See Surgical therapy for details on the use of specific flaps.
Relevant images are shown below.
Knee exposure, whether from postarthroplasty dehiscence, trauma, or tumor excision, is a challenge for both plastic and orthopedic surgeons. Furthermore, prior to any surgery on or around the knee, identifying those at risk for wound complications is important. In planning surgery, considering whether the patient was on long-term steroids for arthritis, has medical conditions such as diabetes, and has had other prior surgical procedures in the area is important. Once faced with the task of providing soft tissue coverage over or around the knee, identifying whether the knee is infected versus contaminated is also important. This determines whether an implant may be salvageable.
The first stage is the excision of nonviable tissue and the obliteration of dead space with an appropriate flap cover. A well-vascularized flap provides fresh blood supply, which can deliver antibiotics and humoral defense factors to the wound. After thoroughly evaluating the extent of the wound and, if applicable, the zone of injury, consider a flap with the least amount of morbidity and risk to the patient. If the wound is small and a local fasciocutaneous flap is not in the zone of injury, it should be the first option of closure. If no fasciocutaneous flap is available or the wound is too extensive, the next line of defense is a myocutaneous or muscle rotation flap such as the gastrocnemius flap.

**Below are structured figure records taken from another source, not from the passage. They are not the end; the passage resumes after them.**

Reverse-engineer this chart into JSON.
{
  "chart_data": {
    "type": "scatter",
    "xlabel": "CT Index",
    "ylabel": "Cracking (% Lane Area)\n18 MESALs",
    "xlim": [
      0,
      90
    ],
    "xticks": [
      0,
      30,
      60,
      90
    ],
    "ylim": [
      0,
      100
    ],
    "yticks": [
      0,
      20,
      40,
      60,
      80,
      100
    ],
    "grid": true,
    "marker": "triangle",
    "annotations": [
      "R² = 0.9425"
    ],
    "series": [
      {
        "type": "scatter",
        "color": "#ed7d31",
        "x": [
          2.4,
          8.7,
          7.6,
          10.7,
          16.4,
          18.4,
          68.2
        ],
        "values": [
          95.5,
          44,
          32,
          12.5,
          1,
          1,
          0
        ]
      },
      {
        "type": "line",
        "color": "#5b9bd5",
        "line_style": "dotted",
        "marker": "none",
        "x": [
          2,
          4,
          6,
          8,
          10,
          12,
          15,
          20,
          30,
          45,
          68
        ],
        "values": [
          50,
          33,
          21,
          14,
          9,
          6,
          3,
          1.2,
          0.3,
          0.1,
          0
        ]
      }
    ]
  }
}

Local muscle flaps are more advantageous than free flaps because they require less operative time, can be performed under epidural anesthesia, and have minimal donor site morbidity. If no local rotation flap is available, a free tissue transfer flap, such as a latissimus dorsi flap, is an option. Depending on the location of the wound, size of the defect, and the size of the flap, vein grafts may be needed.

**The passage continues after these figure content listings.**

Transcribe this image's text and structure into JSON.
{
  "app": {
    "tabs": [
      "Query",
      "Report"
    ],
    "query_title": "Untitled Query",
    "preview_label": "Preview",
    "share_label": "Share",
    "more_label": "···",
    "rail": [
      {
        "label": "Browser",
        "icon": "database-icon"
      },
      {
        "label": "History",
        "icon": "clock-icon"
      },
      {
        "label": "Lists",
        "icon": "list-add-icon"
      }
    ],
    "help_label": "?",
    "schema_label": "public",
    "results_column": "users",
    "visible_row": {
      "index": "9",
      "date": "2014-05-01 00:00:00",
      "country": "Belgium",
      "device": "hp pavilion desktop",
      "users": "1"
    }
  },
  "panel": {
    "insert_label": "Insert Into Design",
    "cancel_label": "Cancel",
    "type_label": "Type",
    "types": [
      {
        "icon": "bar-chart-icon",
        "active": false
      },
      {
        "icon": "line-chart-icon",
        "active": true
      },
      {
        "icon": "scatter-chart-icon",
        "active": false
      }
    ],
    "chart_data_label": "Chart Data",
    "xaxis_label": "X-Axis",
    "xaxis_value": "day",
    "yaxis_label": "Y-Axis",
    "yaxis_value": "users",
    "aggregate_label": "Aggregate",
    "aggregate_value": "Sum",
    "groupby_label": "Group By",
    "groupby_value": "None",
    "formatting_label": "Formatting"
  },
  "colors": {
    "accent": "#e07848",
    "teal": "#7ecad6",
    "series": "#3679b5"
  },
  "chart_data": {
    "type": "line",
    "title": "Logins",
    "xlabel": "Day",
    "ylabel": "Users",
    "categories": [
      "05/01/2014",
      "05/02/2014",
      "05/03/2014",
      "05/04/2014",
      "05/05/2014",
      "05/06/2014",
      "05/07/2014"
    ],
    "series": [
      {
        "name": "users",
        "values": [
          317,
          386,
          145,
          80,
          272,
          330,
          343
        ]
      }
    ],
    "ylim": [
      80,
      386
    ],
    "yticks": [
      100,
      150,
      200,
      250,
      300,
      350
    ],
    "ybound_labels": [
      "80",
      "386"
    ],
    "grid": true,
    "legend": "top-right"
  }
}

A study by Raymond et al indicates that in patients who have undergone multiple revisions of TKA, large anterior soft tissue defects can be addressed and limb salvage achieved using free latissimus dorsi myocutaneous flaps. However, although the implants were retained in 14 of the report’s 18 patients, the remaining individuals required above-knee amputation. Moreover, at last follow-up, seven of the patients with the implant in situ were on suppressive antibiotics, with the other seven being infection free.[16]

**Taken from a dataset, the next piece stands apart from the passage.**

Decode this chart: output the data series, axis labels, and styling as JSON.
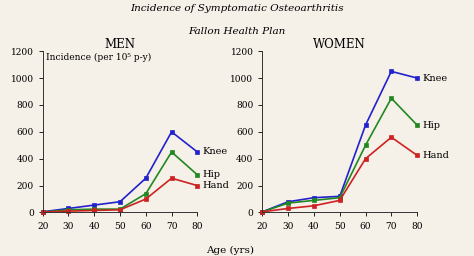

Ultimately, a study revealed that approximately 75% of exposed knee arthroplasties can be saved with flap coverage, but once exposed, these result in a worse functional outcome than those that healed primarily. The outcome is still superior to amputation or arthrodesis. Results are also better after early, noninfected breakdown in osteoarthritic patients versus delayed breakdown, suggesting chronic infection. Finally, if amputation is necessary, flap coverage can assist in preserving a below-knee level when otherwise-insufficient soft tissue dictates a highly morbid AKA. Therefore, the patient benefits from the functional advantage of a below-knee prosthetic device and a functional knee joint.